Fundamentos e enunciado da doutrina Fiel sobre tintos e brancos
A desregulamentação no protocolo da escolha do vinho foi-me revelada em três actos, ocorridos sequencialmente numa semana do Inverno de 1998.
Domingo,
Depois de elas coincidirem no tamboril grelhado e de eu optar pelas ameijoas, chegou o momento delicado da escolha do vinho. Absoluto desconhecedor das marcas espanholas, refugiei-me nas castas, para evitar o recurso ao empirismo pragmático de pedir o segundo ou terceiro vinho mais barato da lista – o acto de encomendar o mais barato dá um tal ar de pelintrice que só é justificável em caso de conhecimento profundo da inequívoca qualidade da marca em causa.
«Se não se importa, Jorge, prefiro tinto - mesmo a acompanhar peixe», respondeu prontamente Madalena, quando lhes perguntei: «Querem um chardonnay?». Encomendei um «cabernet sauvignon» (os «syrah» ainda não tinham entrado na moda) e atribui a opção da minha colega à chuva de notícias sobre as vantagens para a saúde do consumo regular, mas moderado, de tinto.
Na quarta feira ao almoço, no Aquário Marisqueira , em Espinho, tinha uma entrevista marcada com o Manuel José, que, acusado de ser incompetente, tinha acabado de ser despedido do Benfica,
Almoçámos rodovalho, frito (eu teria preferido grelhado, mas o convidado era ele), um dos peixes que mais aprecio, a par do cherne e do robalo. E para beber? «Quer verde ou maduro, Manuel José?». «Tinto. Quero tinto!». Acho que a curiosa expressão «ficar com a pulga atrás da orelha» é a mais adequada para retratar a como encarei esta resposta…
Sexta feira, almocei na Fundação Cupertino de Miranda, à avenida da Boavista, no Porto, com o então eurodeputado Carlos Lage. Concordamos no prato do dia – filetes de pescada com salada russa. Quanto ao vinho, já não sugeri nada. Deixei o actual presidente da CCDR Norte escolher e (eu já adivinhava…), e ele perguntou-me se eu não me importava que ele pedisse um tinto.
À terceira foi de mais. Mal cheguei ao jornal, liguei ao José Quitério, a quem fiz um rápido relatório deste estranho alinhamento conjuntural ocorrido em menos de uma semana,, ao ritmo de dia sim, dia não, em três diferentes pontos da Península Ibérica, entre uma lisboeta directora de uma revista feminina, um algarvio treinador de futebol e um eurodeputado socialista do Porto.

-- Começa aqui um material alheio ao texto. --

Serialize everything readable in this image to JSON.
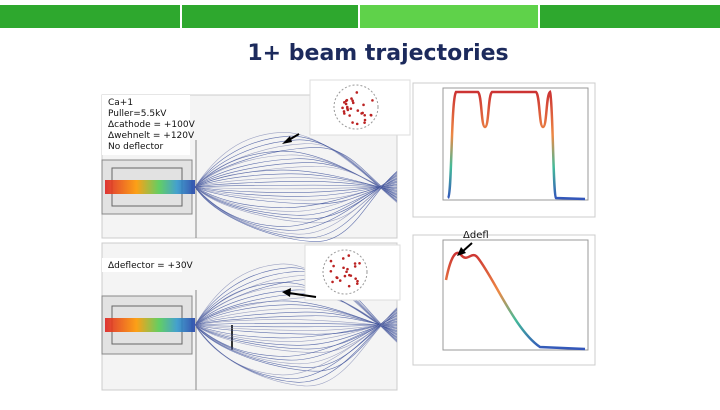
{
  "title": "1+ beam trajectories",
  "panels": [
    {
      "labels": [
        "Ca+1",
        "Puller=5.5kV",
        "Δcathode = +100V",
        "Δwehnelt = +120V",
        "No deflector"
      ]
    },
    {
      "labels": [
        "Δdeflector = +30V"
      ]
    }
  ],
  "annotation": "Δdefl"
}
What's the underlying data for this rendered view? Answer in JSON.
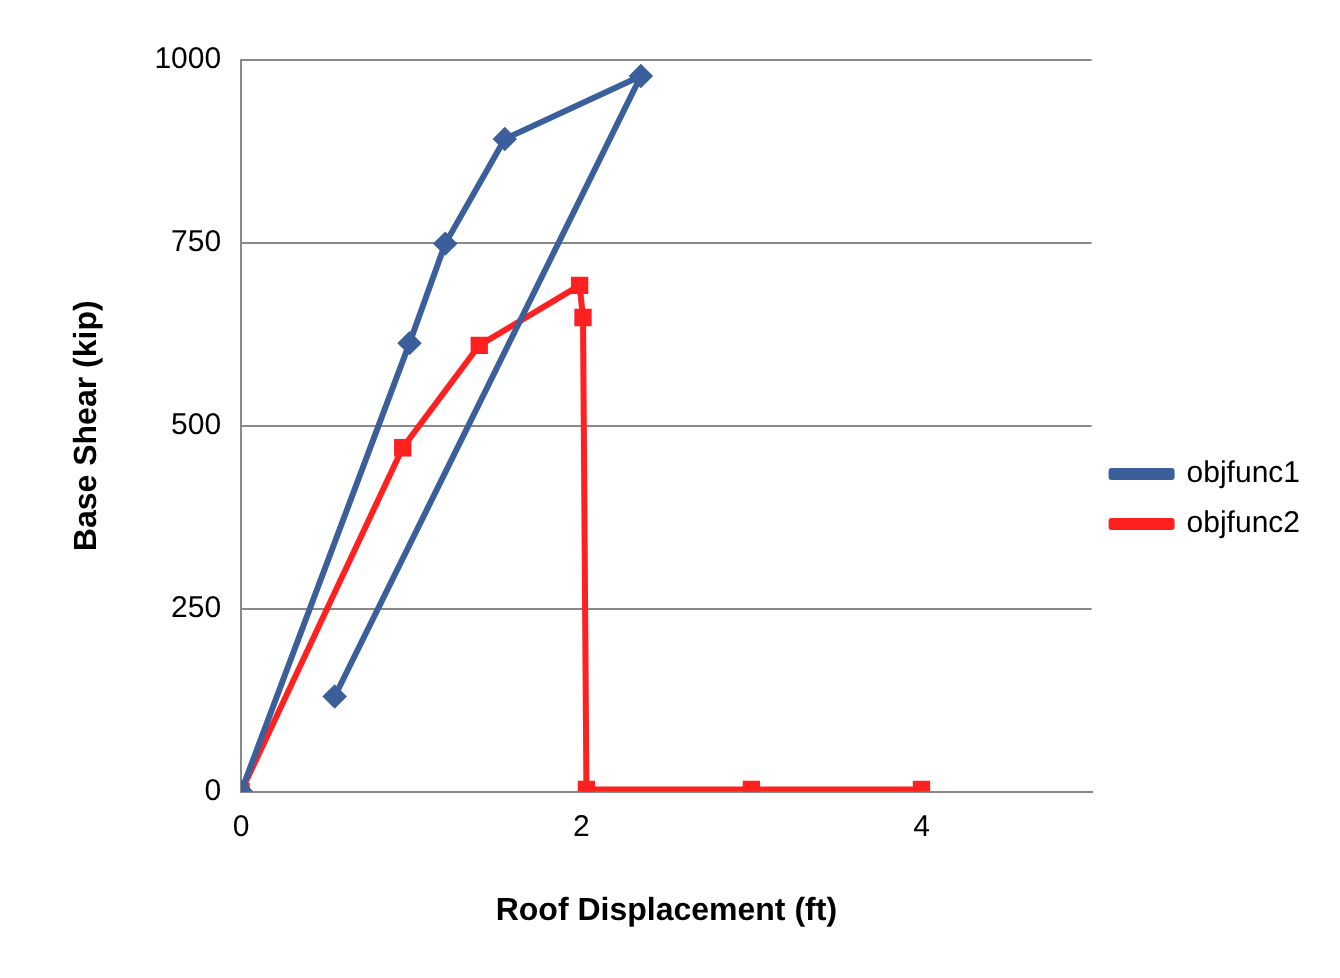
{
  "chart_data": {
    "type": "line",
    "xlabel": "Roof Displacement (ft)",
    "ylabel": "Base Shear (kip)",
    "xlim": [
      0,
      5
    ],
    "xticks": [
      0,
      2,
      4
    ],
    "ylim": [
      0,
      1000
    ],
    "yticks": [
      0,
      250,
      500,
      750,
      1000
    ],
    "grid": "y",
    "legend": "right",
    "series": [
      {
        "name": "objfunc1",
        "color": "#3a5f9a",
        "marker": "diamond",
        "x": [
          0,
          0.99,
          1.2,
          1.55,
          2.35,
          0.55
        ],
        "values": [
          0,
          613,
          749,
          892,
          978,
          130
        ]
      },
      {
        "name": "objfunc2",
        "color": "#ff2020",
        "marker": "square",
        "x": [
          0,
          0.95,
          1.4,
          1.99,
          2.01,
          2.03,
          3,
          4
        ],
        "values": [
          0,
          470,
          610,
          692,
          648,
          3,
          3,
          3
        ]
      }
    ]
  }
}
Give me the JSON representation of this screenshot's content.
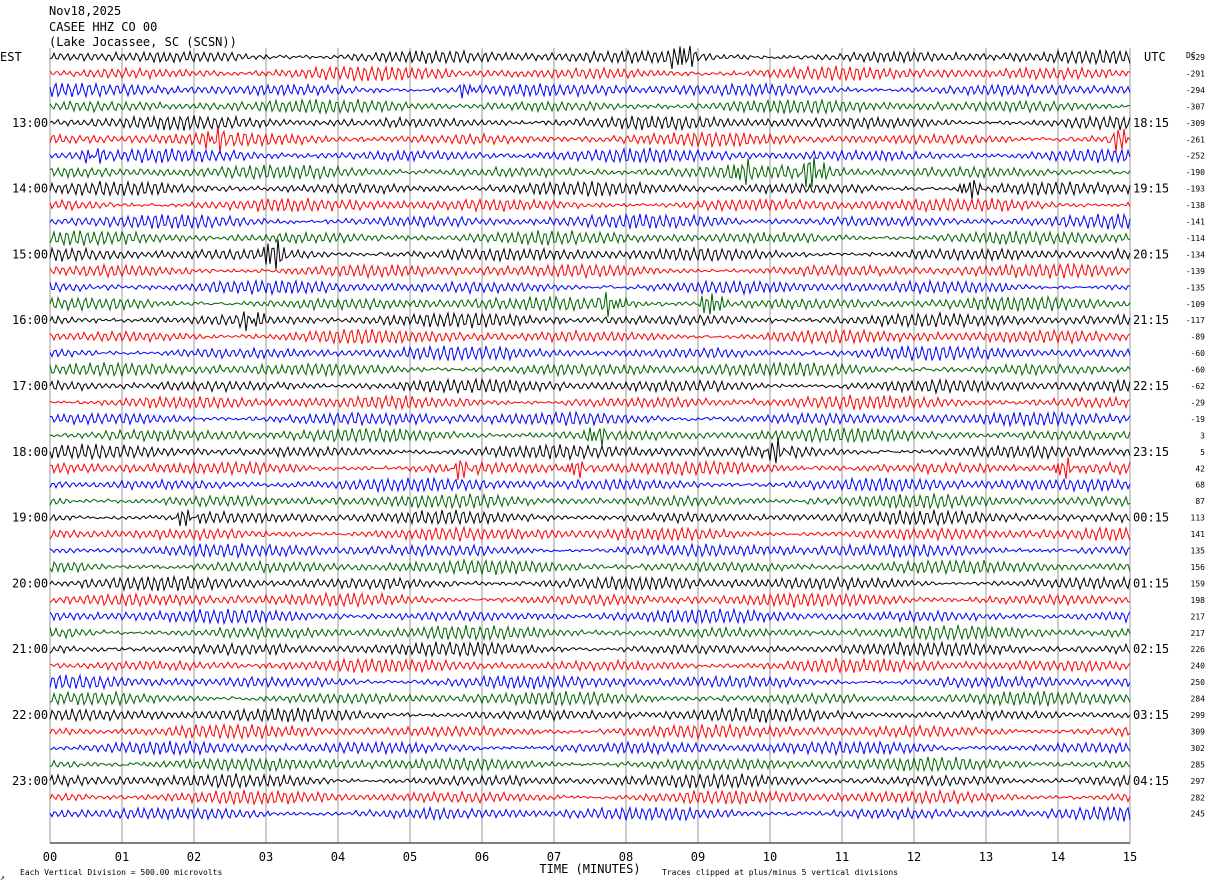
{
  "header": {
    "date": "Nov18,2025",
    "station": "CASEE HHZ CO 00",
    "location": "(Lake Jocassee, SC (SCSN))"
  },
  "left_zone": "EST",
  "right_zone": "UTC",
  "dc_label": "DC",
  "footer": {
    "scale_note": "Each Vertical Division =  500.00 microvolts",
    "clip_note": "Traces clipped at plus/minus 5 vertical divisions",
    "corner_mark": "↗"
  },
  "colors": {
    "cycle": [
      "#000000",
      "#ff0000",
      "#0000ff",
      "#006400"
    ],
    "grid": "#999999",
    "background": "#ffffff"
  },
  "chart_data": {
    "type": "line",
    "subtype": "helicorder",
    "xlabel": "TIME (MINUTES)",
    "xlim": [
      0,
      15
    ],
    "x_ticks": [
      "00",
      "01",
      "02",
      "03",
      "04",
      "05",
      "06",
      "07",
      "08",
      "09",
      "10",
      "11",
      "12",
      "13",
      "14",
      "15"
    ],
    "lines_per_hour": 4,
    "minutes_per_line": 15,
    "left_hour_labels": [
      "13:00",
      "14:00",
      "15:00",
      "16:00",
      "17:00",
      "18:00",
      "19:00",
      "20:00",
      "21:00",
      "22:00",
      "23:00"
    ],
    "right_hour_labels": [
      "18:15",
      "19:15",
      "20:15",
      "21:15",
      "22:15",
      "23:15",
      "00:15",
      "01:15",
      "02:15",
      "03:15",
      "04:15"
    ],
    "first_labeled_line": 4,
    "dc_offsets": [
      -329,
      -291,
      -294,
      -307,
      -309,
      -261,
      -252,
      -190,
      -193,
      -138,
      -141,
      -114,
      -134,
      -139,
      -135,
      -109,
      -117,
      -89,
      -60,
      -60,
      -62,
      -29,
      -19,
      3,
      5,
      42,
      68,
      87,
      113,
      141,
      135,
      156,
      159,
      198,
      217,
      217,
      226,
      240,
      250,
      284,
      299,
      309,
      302,
      285,
      297,
      282,
      245
    ],
    "events": [
      {
        "line": 0,
        "minute": 8.7,
        "amp": 2.2
      },
      {
        "line": 2,
        "minute": 5.7,
        "amp": 1.1
      },
      {
        "line": 5,
        "minute": 2.2,
        "amp": 1.8
      },
      {
        "line": 5,
        "minute": 14.8,
        "amp": 1.8
      },
      {
        "line": 6,
        "minute": 0.5,
        "amp": 1.1
      },
      {
        "line": 7,
        "minute": 9.5,
        "amp": 1.8
      },
      {
        "line": 7,
        "minute": 10.5,
        "amp": 3.0
      },
      {
        "line": 8,
        "minute": 12.7,
        "amp": 1.6
      },
      {
        "line": 12,
        "minute": 3.0,
        "amp": 2.8
      },
      {
        "line": 15,
        "minute": 7.7,
        "amp": 1.7
      },
      {
        "line": 15,
        "minute": 9.1,
        "amp": 2.1
      },
      {
        "line": 16,
        "minute": 2.7,
        "amp": 1.4
      },
      {
        "line": 23,
        "minute": 7.5,
        "amp": 1.5
      },
      {
        "line": 24,
        "minute": 10.0,
        "amp": 1.6
      },
      {
        "line": 25,
        "minute": 5.6,
        "amp": 1.4
      },
      {
        "line": 25,
        "minute": 7.2,
        "amp": 1.4
      },
      {
        "line": 25,
        "minute": 14.0,
        "amp": 1.6
      },
      {
        "line": 28,
        "minute": 1.8,
        "amp": 1.3
      }
    ]
  }
}
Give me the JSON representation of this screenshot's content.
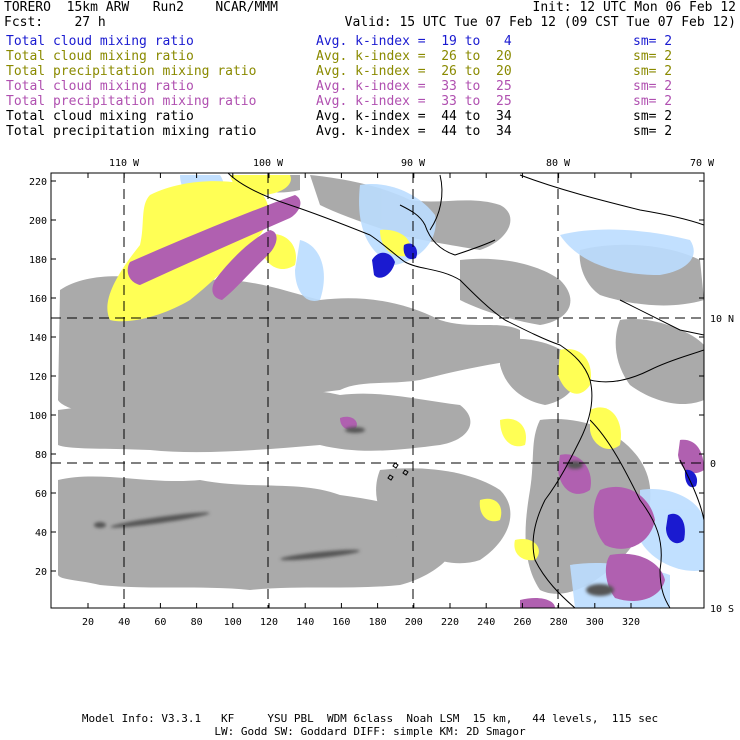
{
  "header": {
    "left_line1": "TORERO  15km ARW   Run2    NCAR/MMM",
    "right_line1": "Init: 12 UTC Mon 06 Feb 12",
    "left_line2": "Fcst:    27 h",
    "right_line2": "Valid: 15 UTC Tue 07 Feb 12 (09 CST Tue 07 Feb 12)"
  },
  "legend": [
    {
      "field": "Total cloud mixing ratio",
      "index": "Avg. k-index =  19 to   4",
      "sm": "sm= 2",
      "color": "#1a1ad0"
    },
    {
      "field": "Total cloud mixing ratio",
      "index": "Avg. k-index =  26 to  20",
      "sm": "sm= 2",
      "color": "#8a8a00"
    },
    {
      "field": "Total precipitation mixing ratio",
      "index": "Avg. k-index =  26 to  20",
      "sm": "sm= 2",
      "color": "#8a8a00"
    },
    {
      "field": "Total cloud mixing ratio",
      "index": "Avg. k-index =  33 to  25",
      "sm": "sm= 2",
      "color": "#b050b0"
    },
    {
      "field": "Total precipitation mixing ratio",
      "index": "Avg. k-index =  33 to  25",
      "sm": "sm= 2",
      "color": "#b050b0"
    },
    {
      "field": "Total cloud mixing ratio",
      "index": "Avg. k-index =  44 to  34",
      "sm": "sm= 2",
      "color": "#000000"
    },
    {
      "field": "Total precipitation mixing ratio",
      "index": "Avg. k-index =  44 to  34",
      "sm": "sm= 2",
      "color": "#000000"
    }
  ],
  "map": {
    "lon_labels": [
      "110 W",
      "100 W",
      "90 W",
      "80 W",
      "70 W"
    ],
    "lat_labels": [
      "10 N",
      "0",
      "10 S"
    ],
    "y_ticks": [
      "220",
      "200",
      "180",
      "160",
      "140",
      "120",
      "100",
      "80",
      "60",
      "40",
      "20"
    ],
    "x_ticks": [
      "20",
      "40",
      "60",
      "80",
      "100",
      "120",
      "140",
      "160",
      "180",
      "200",
      "220",
      "240",
      "260",
      "280",
      "300",
      "320"
    ]
  },
  "colors": {
    "gray_cloud": "#aaaaaa",
    "yellow": "#ffff55",
    "purple": "#b060b0",
    "light_blue": "#bbddff",
    "blue": "#1a1ad0",
    "coast": "#000000"
  },
  "footer": {
    "line1": "Model Info: V3.3.1   KF     YSU PBL  WDM 6class  Noah LSM  15 km,   44 levels,  115 sec",
    "line2": "LW: Godd SW: Goddard DIFF: simple KM: 2D Smagor"
  }
}
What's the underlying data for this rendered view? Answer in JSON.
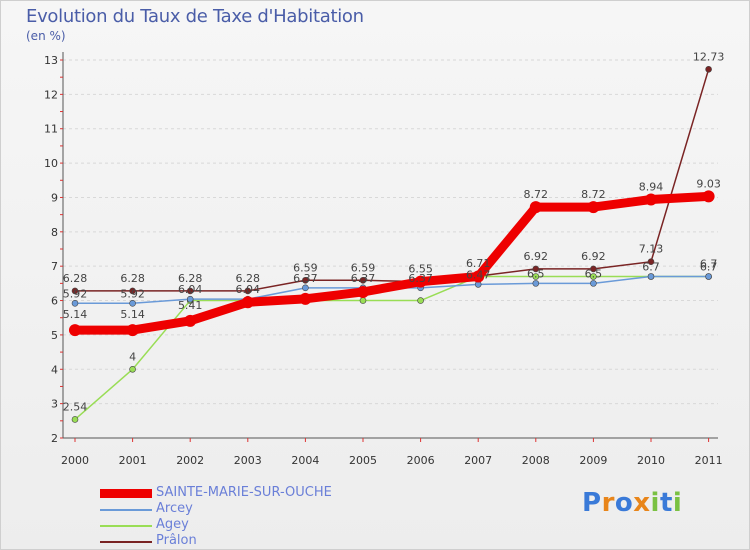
{
  "title": "Evolution du Taux de Taxe d'Habitation",
  "subtitle": "(en %)",
  "chart_data": {
    "type": "line",
    "title": "Evolution du Taux de Taxe d'Habitation",
    "ylabel": "(en %)",
    "xlabel": "",
    "x": [
      "2000",
      "2001",
      "2002",
      "2003",
      "2004",
      "2005",
      "2006",
      "2007",
      "2008",
      "2009",
      "2010",
      "2011"
    ],
    "ylim": [
      2,
      13
    ],
    "yticks": [
      "2",
      "3",
      "4",
      "5",
      "6",
      "7",
      "8",
      "9",
      "10",
      "11",
      "12",
      "13"
    ],
    "series": [
      {
        "name": "SAINTE-MARIE-SUR-OUCHE",
        "color": "#ee0000",
        "width": 9,
        "values": [
          5.14,
          5.14,
          5.41,
          5.95,
          6.05,
          6.25,
          6.55,
          6.7,
          8.72,
          8.72,
          8.94,
          9.03
        ],
        "labels": [
          "5.14",
          "5.14",
          "5.41",
          "",
          "",
          "",
          "",
          "",
          "8.72",
          "8.72",
          "8.94",
          "9.03"
        ]
      },
      {
        "name": "Arcey",
        "color": "#6a9ad8",
        "width": 1.5,
        "values": [
          5.92,
          5.92,
          6.04,
          6.04,
          6.37,
          6.37,
          6.37,
          6.47,
          6.5,
          6.5,
          6.7,
          6.7
        ],
        "labels": [
          "5.92",
          "5.92",
          "6.04",
          "6.04",
          "6.37",
          "6.37",
          "6.37",
          "6.47",
          "6.5",
          "6.5",
          "6.7",
          "6.7"
        ]
      },
      {
        "name": "Agey",
        "color": "#99dd55",
        "width": 1.5,
        "values": [
          2.54,
          4.0,
          6.0,
          6.0,
          6.0,
          6.0,
          6.0,
          6.7,
          6.7,
          6.7,
          6.7,
          6.7
        ],
        "labels": [
          "2.54",
          "4",
          "",
          "",
          "",
          "",
          "",
          "",
          "",
          "",
          "",
          "6.7"
        ]
      },
      {
        "name": "Prâlon",
        "color": "#7a2424",
        "width": 1.5,
        "values": [
          6.28,
          6.28,
          6.28,
          6.28,
          6.59,
          6.59,
          6.55,
          6.71,
          6.92,
          6.92,
          7.13,
          12.73
        ],
        "labels": [
          "6.28",
          "6.28",
          "6.28",
          "6.28",
          "6.59",
          "6.59",
          "6.55",
          "6.71",
          "6.92",
          "6.92",
          "7.13",
          "12.73"
        ]
      }
    ]
  },
  "legend": [
    {
      "label": "SAINTE-MARIE-SUR-OUCHE",
      "color": "#ee0000"
    },
    {
      "label": "Arcey",
      "color": "#6a9ad8"
    },
    {
      "label": "Agey",
      "color": "#99dd55"
    },
    {
      "label": "Prâlon",
      "color": "#7a2424"
    }
  ],
  "logo": {
    "text": "Proxiti"
  }
}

Quando me calei, Quitério declarou, com uma voz segura e algo grave, que eles os três tinham razão.
Que a escolha de vinhos se tinha libertado do opressivo espartilho dos tradicionais branco para os peixes, tinto para as carnes e licor para os doces.
Que o 25 de Abril chegara finalmente aos vinhos. Que estava na moda decidir em total liberdade o tipo de vinho com que se quer acompanhar um determinado prato.
Que se eu pensasse um pouco concluiria que já havia vários peixes – como o bacalhau e as sardinhas assadas – habitualmente comidos com tinto. Que ele achava muito bem a deregulamentação em curso, entre outras coisas porque, como os vinhos licorosos não são muito a seu gosto, nos jantares de maior cerimónia ele prolongava clandestinamente o tinto até aos doces.
Na posse destas informações, desfrutei da liberdade que nos foi concedida para, com base na experimentação, formular a minha doutrina pessoal sobre o particular da escolha de tinto ou branco para casar com peixes, em que obviamente discordo da teoria do meu amigo Costa Lima, que sempre que vamos jantar invariavelmente me pergunta: «Então Jorge! O que é que bebemos? Branco ou vinho?».
A doutrina Fiel tem quatro mandamentos:
1) Branco com peixes grelhados – não só os de carne branca mas também os mais gordurosos, como o atum e o salmão:
2) Branco com amêijoas, ostras e toda a família dos mariscos (a cerveja neste caso é uma altenativa válida a ter em conta) ;
3) Tinto com bacalhaus, caldeiradas, peixes assados no forno ou caldeiradas;
4) Branco ou tinto, a escolher casuisticamente, com peixe frito.